Not even nostalgia can revive this rotting corpse of a franchise.
Resident Evil: Welcome to Raccoon City doesn’t just attempt to reboot the cinematically stalled Capcom horror saga – it exhumes it, embalms it, and props it up in a museum of meticulously recreated game ephemera. The result is a strangely reverent corpse of a movie: screen-accurate, lore-heavy but, ironically for a film about the undead, utterly lifeless.

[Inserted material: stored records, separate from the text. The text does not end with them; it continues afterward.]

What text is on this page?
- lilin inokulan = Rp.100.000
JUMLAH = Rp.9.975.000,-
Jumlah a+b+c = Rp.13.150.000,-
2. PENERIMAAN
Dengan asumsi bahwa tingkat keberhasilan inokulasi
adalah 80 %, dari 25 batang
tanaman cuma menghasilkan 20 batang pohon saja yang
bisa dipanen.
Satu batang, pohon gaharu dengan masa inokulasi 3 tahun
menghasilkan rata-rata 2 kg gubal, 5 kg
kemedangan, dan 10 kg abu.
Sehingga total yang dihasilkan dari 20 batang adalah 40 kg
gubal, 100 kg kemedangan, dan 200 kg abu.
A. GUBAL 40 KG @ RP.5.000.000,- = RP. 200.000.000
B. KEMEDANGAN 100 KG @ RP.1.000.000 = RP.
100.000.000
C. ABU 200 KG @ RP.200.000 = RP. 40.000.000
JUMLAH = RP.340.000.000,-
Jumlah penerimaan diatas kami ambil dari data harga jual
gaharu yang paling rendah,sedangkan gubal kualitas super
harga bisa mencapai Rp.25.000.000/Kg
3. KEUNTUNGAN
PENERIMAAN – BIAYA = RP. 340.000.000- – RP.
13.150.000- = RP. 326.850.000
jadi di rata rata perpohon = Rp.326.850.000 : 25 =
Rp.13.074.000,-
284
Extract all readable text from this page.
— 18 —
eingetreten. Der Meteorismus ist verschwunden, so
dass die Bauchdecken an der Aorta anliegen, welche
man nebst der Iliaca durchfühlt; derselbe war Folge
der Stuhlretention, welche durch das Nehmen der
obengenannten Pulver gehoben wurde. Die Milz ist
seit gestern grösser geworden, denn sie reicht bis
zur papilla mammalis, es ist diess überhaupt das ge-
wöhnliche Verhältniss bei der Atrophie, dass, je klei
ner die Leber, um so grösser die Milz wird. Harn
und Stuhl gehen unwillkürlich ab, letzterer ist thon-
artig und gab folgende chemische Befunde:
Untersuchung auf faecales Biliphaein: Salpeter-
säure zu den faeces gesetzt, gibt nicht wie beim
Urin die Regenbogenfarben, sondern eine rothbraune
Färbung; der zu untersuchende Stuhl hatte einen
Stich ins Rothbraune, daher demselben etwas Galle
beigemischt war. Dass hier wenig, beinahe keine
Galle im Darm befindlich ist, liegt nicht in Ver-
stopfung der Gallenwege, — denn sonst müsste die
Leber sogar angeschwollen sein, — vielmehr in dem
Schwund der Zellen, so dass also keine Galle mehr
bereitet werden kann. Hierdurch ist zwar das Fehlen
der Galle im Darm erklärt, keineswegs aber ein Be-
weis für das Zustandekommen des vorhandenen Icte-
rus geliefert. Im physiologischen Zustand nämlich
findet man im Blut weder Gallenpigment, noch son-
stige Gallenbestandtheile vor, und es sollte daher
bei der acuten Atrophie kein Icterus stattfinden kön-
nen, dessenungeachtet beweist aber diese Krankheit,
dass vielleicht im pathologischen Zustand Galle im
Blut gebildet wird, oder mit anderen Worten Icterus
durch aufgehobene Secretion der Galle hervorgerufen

This reboot trades the slick action choreography and Milla Jovovich-powered absurdity of the Paul W S Anderson films for something grittier, cheaper, and allegedly more faithful. Writer-director Johannes Roberts conjures up a drizzly 1998, cramming in the plotlines of the first two games like someone forcing two cartridges into one console. He’s clearly a fan – the sets are lifted almost wholesale, from the Spencer Mansion’s gloomy grandeur to the RPD’s baroque ridiculousness. But slavish devotion is not the same as cinematic vision, and nostalgia here functions more like a checklist than a narrative engine.
The ensemble cast suffers from the same overstuffed approach. Kaya Scodelario’s Claire Redfield manages to generate a pulse, but the rest feel like collectibles unlocked too early: present, recognisable, but not yet meaningful. Characters are introduced with all the finesse of a pop-up window: here’s Leon (Avan Jogia), here’s Chris (Robbie Amell), here’s Jill (Hannah John-Kamen), and they’re exactly what you remember – if what you remember is mostly costumes and catchphrases. Anyone unfamiliar with the games will feel like they’ve walked into a reunion for a school they never attended.
Tonally, it aims for grim sincerity but lands somewhere between soap opera and student film. There’s no self-awareness, no space for irony, just a plodding seriousness that leeches tension rather than builds it. The horror elements are competently staged, but rarely inspired. Zombies lurch, lights flicker, secrets are uncovered via floppy disk – it’s all very “1990s survival horror,” but without the jolts of dread or the giddy sense of escalation the games provided.
Some choices border on baffling though. A sudden detour into disaster movie territory, complete with an exploding petrol tanker, roaring flames, and torrential rain, adds spectacle but no substance. It’s a desperate attempt to inject energy into a third act that’s already coughing up blood. By the time the infected finally overrun the town, it’s less of a climax and more of a box-ticking exercise. Yes, the dogs show up. Yes, someone says “the mansion.” No, it doesn’t feel earned.
Welcome to Raccoon City is the kind of adaptation that confuses accuracy with effectiveness. It wants points for knowing the names, outfits, and floor plans, but forgets to ask why any of it mattered in the first place. The games were atmospheric puzzles built around escalating dread; this is a clip show on shuffle. It’s more slavishly faithful than its predecessors, sure, but also less fun, less weird, and far less memorable. If the Anderson films felt like they were making it up as they went along, this one feels like it’s afraid to improvise at all.
There’s probably a version of this movie that could have worked – pared down, character-led, haunted by its own absurdities. But Resident Evil: Welcome to Raccoon City is too afraid to be a cinematic adaptation and settles instead for being a lovingly recreated diorama. You can admire the detail, but you won’t remember the experience once the lights come up.